自殺者は減りましたし、実は犯罪率も低下していました。ほぼほぼ全ての人が仮死状態でストレス発散していたので社会がよりよくなってはいたんです。それに比べたら仮死体がいっぱい落ちてるのはどうでもいいんじゃないか、と。だってもう一般市民は迷惑とも感じなかったんですから。万が一迷惑だとしても……それは場所をとるとかだけなのでそれ専用のスペースを用意すべきだ、と。


結局のところ、「いやなことヒューズ」は販売中止という手段をとりました。回収するには遅すぎた……といったところなんでしょう。自対会も解散し、現存する正規の「いやなことヒューズ」も減っていきました。


一応、これは心配している人もいるかもしれないので記しますが……「いやなことヒューズ」回収後、自殺者数は増えなかったそうです。
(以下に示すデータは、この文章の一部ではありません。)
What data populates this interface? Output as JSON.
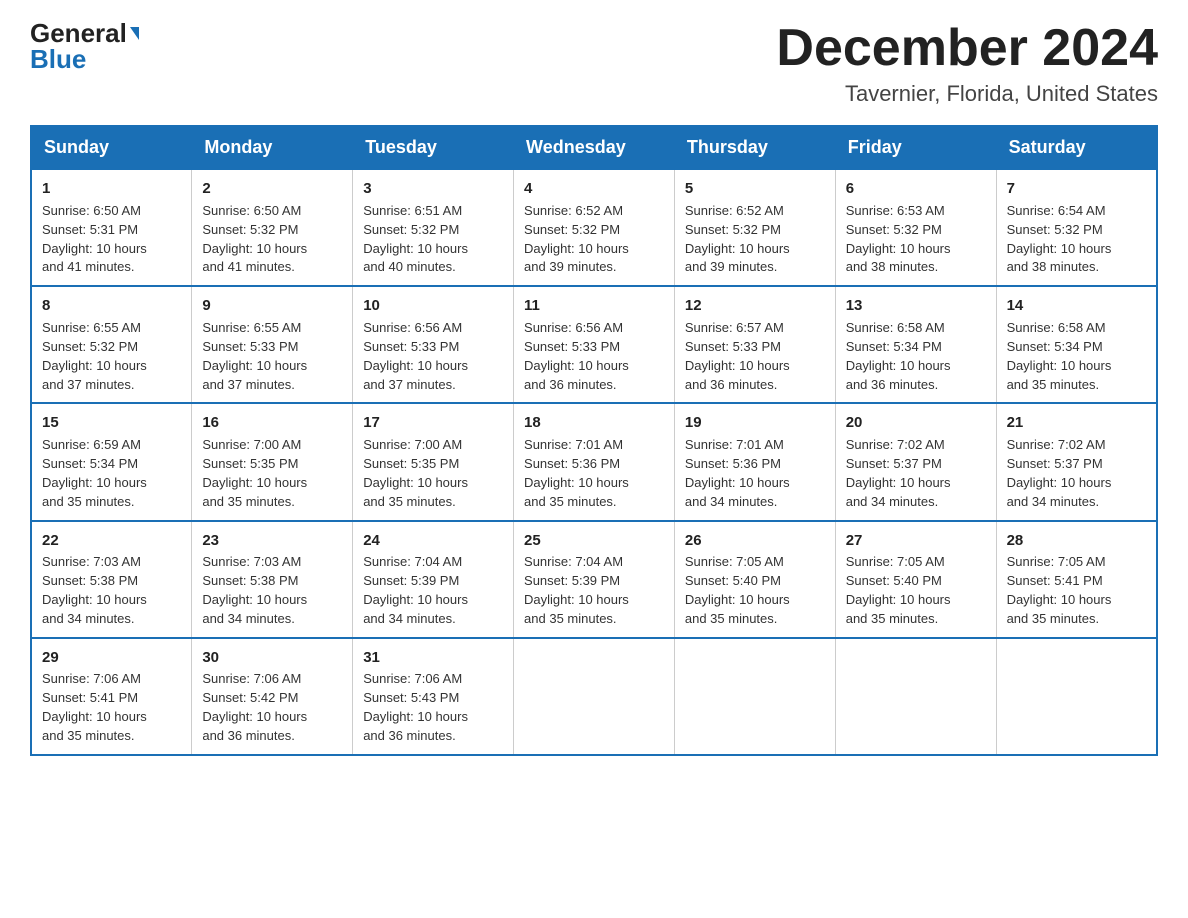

どうやら仮死状態を繰り返して逆に現世の良い点を理解したから……という話がよく後世には残されていますが……本当のところは定かではありません。ただ、この仮死ブーム[※5]が終わり、逆に生きることへの喜びを感じ取れたならよかったのかなと私は思います。本当に、そうならね。


最後に、自殺者数と毎年同時に発表されている数値を記して本日のコラムを終えようかと思います。




[2314年現世現代行方不明人数[※6]:24172人]




つづく

※5 ブーム
流行のこと。
仮死ブームの後は古物商ブームが起き、その後はツチノコブームが起きた。


※6 現世現代行方不明数
タイムマシン等を利用しタイムスリップし、1年以上行方が分からなくなった人や「もしもボックス」で異なる世界へ旅立って1年以上元の世界に戻ってきてない人数。
もしもボックスの場合、入れ違いでこちらに来る同姓同名同遺伝子の人間が来る場合があるが、それらを除いた人数は自動的に「死亡」扱いとなる。